The Sony 16-50mm is a very tight fit at 64.7mmm wide and 57.5mm long at maximum zoom, so something like 65mm x 60mm, the Viltrox 20mm 2.8 for example, is unlikely to fit.
 
The problem is with the lining on the interior of the lens placement in the housing. It has two different diameters, starting off wide but then getting narrower. This is OK for the kit lens which extends a narrow tube but the Sony 30mm f2.5 macro lens is the same diameter over its full length. It starts getting stuck when it reaches the smaller diameter. By forcing a bit, you can get it into the smaller space. To see what I mean, take the lens on its own and try putting it into the housing.

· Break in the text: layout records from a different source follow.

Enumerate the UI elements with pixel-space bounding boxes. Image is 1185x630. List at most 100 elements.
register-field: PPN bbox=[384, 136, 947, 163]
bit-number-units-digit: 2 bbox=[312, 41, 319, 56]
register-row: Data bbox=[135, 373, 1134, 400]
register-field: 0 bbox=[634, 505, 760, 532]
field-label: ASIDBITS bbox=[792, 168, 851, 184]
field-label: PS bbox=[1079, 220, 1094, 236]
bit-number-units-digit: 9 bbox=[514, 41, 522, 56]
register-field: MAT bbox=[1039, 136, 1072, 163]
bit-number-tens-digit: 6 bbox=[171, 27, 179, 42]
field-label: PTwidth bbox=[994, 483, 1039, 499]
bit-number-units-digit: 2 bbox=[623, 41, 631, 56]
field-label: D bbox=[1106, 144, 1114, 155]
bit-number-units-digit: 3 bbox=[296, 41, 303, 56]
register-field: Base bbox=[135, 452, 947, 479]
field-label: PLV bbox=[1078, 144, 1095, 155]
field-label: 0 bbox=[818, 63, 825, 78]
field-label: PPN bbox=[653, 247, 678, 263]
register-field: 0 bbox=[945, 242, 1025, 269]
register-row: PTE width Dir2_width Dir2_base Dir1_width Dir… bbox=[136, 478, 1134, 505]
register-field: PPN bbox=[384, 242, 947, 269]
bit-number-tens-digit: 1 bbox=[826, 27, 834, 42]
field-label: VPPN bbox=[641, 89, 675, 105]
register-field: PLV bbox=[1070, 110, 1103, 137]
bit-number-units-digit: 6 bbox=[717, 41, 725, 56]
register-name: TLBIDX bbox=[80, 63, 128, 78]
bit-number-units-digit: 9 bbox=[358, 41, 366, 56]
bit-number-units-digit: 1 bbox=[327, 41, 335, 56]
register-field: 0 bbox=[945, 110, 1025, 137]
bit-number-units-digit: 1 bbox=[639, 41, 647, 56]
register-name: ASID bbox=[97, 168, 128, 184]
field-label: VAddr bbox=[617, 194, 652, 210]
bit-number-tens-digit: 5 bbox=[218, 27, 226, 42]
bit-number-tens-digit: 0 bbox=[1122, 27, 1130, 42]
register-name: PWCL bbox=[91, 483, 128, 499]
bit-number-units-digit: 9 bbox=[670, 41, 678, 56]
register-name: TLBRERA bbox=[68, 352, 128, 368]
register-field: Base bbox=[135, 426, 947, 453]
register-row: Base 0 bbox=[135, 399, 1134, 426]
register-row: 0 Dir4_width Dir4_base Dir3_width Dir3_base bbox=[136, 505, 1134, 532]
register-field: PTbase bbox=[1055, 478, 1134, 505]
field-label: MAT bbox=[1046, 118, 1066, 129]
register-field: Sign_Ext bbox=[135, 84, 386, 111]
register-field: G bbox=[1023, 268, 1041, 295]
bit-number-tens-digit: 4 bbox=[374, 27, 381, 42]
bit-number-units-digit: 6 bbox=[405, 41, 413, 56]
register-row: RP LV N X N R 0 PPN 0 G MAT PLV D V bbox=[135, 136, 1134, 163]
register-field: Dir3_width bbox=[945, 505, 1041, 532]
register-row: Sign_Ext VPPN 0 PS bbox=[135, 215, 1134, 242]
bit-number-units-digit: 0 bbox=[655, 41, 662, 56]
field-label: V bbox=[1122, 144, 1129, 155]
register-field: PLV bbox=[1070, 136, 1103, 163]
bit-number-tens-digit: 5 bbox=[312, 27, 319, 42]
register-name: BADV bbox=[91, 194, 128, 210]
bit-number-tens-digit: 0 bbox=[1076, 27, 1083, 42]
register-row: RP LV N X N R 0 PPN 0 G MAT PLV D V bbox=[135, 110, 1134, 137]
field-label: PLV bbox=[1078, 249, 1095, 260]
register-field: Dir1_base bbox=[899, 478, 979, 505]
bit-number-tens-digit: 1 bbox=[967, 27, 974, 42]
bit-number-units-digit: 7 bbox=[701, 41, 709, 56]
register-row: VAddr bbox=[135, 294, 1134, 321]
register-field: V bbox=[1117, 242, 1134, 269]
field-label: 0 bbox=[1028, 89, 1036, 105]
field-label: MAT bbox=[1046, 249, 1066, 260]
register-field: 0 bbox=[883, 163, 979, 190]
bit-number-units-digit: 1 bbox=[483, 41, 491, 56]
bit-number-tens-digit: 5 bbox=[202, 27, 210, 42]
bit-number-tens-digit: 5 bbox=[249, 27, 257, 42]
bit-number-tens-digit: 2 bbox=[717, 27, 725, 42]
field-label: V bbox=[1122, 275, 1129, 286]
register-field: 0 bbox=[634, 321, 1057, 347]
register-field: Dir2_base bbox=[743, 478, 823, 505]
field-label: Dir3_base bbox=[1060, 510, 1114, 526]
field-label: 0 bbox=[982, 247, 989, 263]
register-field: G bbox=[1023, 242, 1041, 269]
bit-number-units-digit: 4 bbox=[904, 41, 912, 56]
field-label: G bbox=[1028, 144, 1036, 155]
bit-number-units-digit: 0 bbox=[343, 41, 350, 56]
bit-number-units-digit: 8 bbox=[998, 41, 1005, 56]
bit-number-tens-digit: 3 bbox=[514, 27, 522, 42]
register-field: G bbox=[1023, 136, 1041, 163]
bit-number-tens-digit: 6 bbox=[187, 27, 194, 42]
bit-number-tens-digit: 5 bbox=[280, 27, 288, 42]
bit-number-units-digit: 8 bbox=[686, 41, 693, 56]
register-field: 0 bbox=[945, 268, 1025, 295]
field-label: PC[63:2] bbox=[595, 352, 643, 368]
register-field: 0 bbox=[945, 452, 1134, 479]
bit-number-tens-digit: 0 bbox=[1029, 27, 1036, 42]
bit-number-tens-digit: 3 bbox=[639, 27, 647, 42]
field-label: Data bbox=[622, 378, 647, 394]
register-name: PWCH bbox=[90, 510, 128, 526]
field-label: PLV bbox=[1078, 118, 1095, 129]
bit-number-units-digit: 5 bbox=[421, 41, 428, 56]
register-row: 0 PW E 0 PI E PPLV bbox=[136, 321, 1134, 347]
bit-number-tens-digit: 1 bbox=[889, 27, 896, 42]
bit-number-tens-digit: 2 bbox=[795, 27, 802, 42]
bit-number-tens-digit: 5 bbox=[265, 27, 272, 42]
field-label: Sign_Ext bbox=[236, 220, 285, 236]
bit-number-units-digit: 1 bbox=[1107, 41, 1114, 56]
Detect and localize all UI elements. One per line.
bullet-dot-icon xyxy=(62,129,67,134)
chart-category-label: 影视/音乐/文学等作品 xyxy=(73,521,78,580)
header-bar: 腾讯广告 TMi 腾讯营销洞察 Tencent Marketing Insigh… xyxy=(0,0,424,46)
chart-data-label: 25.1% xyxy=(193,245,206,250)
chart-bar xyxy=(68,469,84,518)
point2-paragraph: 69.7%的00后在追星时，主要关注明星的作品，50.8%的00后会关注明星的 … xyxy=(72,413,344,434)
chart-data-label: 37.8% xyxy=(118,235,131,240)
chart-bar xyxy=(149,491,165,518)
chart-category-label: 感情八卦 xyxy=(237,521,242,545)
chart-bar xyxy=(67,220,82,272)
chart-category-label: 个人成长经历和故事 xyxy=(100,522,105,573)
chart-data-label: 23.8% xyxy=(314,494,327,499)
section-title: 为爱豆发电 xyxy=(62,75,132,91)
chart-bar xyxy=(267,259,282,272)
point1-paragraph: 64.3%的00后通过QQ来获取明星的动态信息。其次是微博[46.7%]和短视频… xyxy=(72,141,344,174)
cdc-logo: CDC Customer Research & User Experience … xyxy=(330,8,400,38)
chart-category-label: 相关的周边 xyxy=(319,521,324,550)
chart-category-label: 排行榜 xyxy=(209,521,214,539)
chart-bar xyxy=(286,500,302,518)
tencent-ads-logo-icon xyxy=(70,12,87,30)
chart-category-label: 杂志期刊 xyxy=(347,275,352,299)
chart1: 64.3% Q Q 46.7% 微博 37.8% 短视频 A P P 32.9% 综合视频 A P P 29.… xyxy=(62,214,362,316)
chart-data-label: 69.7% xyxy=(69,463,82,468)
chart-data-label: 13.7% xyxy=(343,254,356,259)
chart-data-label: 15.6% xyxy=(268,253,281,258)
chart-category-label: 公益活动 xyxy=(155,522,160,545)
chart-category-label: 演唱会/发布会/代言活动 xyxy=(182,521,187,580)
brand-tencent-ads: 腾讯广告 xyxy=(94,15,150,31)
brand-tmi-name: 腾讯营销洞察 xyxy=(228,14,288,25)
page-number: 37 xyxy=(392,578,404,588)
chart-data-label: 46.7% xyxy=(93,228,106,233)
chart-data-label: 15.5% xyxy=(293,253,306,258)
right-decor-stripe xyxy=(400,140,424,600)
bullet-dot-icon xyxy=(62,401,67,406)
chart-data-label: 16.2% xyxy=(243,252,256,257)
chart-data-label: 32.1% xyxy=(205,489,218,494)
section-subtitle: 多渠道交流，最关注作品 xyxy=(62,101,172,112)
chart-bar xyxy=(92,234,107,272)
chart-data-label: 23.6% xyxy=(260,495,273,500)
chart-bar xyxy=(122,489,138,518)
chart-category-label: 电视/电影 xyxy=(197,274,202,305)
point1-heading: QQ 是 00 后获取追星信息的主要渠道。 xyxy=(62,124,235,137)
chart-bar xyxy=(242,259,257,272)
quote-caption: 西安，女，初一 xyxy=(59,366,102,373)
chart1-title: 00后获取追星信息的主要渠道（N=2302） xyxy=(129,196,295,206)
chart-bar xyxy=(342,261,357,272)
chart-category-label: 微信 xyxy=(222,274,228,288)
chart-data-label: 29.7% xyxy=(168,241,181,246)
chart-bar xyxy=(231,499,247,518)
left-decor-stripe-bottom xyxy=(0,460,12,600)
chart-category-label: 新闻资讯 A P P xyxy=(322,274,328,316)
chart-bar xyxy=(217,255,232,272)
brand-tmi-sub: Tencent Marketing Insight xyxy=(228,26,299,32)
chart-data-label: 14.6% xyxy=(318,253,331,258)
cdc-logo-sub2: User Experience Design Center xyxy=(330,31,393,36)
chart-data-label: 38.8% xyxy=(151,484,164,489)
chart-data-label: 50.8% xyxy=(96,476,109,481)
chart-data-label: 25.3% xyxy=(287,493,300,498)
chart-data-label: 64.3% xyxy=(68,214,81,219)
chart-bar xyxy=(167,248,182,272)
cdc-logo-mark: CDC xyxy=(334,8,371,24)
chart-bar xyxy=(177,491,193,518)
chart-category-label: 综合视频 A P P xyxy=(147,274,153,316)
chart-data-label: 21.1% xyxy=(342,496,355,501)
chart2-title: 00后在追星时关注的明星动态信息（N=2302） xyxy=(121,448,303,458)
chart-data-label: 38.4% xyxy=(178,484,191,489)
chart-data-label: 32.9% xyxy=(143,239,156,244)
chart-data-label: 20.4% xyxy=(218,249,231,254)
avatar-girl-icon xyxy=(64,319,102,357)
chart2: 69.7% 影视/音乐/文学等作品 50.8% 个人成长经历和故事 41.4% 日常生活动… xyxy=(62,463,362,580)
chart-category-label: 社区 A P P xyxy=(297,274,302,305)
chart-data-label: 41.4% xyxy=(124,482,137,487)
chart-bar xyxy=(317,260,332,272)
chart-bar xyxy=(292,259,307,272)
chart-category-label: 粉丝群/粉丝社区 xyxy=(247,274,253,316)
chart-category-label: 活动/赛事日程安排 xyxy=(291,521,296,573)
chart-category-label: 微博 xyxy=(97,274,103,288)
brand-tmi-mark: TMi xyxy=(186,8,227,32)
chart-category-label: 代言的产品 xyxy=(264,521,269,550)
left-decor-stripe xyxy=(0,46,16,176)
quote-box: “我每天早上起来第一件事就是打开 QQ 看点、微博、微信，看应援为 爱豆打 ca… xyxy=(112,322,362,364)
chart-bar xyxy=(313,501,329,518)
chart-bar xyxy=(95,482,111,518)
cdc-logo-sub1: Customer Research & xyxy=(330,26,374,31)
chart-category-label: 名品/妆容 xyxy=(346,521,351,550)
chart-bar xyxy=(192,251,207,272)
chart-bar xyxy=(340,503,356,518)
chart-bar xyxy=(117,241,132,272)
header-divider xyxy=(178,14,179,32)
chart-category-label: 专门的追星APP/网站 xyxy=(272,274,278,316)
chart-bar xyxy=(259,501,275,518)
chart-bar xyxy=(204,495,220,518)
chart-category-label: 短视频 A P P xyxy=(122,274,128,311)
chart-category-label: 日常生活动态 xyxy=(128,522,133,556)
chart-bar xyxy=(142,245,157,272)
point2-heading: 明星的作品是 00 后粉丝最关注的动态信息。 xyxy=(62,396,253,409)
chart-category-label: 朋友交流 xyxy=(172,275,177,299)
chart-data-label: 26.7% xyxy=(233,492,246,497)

Removing the spacers from the legs used to position the camera doesn’t really help as this is not the limiting factor. I haven’t, but if you removed the liner, you’d likely find that the lens fits easily. The kit lens has a maximum length extended of 57.5mm and the Sony 30mm f3.5 macro is 55.5mm so it’s shorter and will fit. Things like the Viltrox 25mm f/1.7 at 54.5 mm would also fit but it will encounter the lining problem.
 
Many thanks! Reading your post and looking at my case, I see I misspoke - I had to remove the spacers on my previous Meikon case, which did help, but not on the SeaFrogs, so you are 100% correct there. I had not thought to remove that little liner for the 30mm macro lens. I should play around and see if doing that allows the camera to sit so all buttons work properly. (But in the interim, I got a Fantasea FA6000 essentially for free and have switched to using that; all the buttons work and there's a button to push the flash down, too. But the on/off switch is a pain with dry gloves and I prefer the Sea Frogs' push down shutter release to the Fantasea's pull in shutter release.)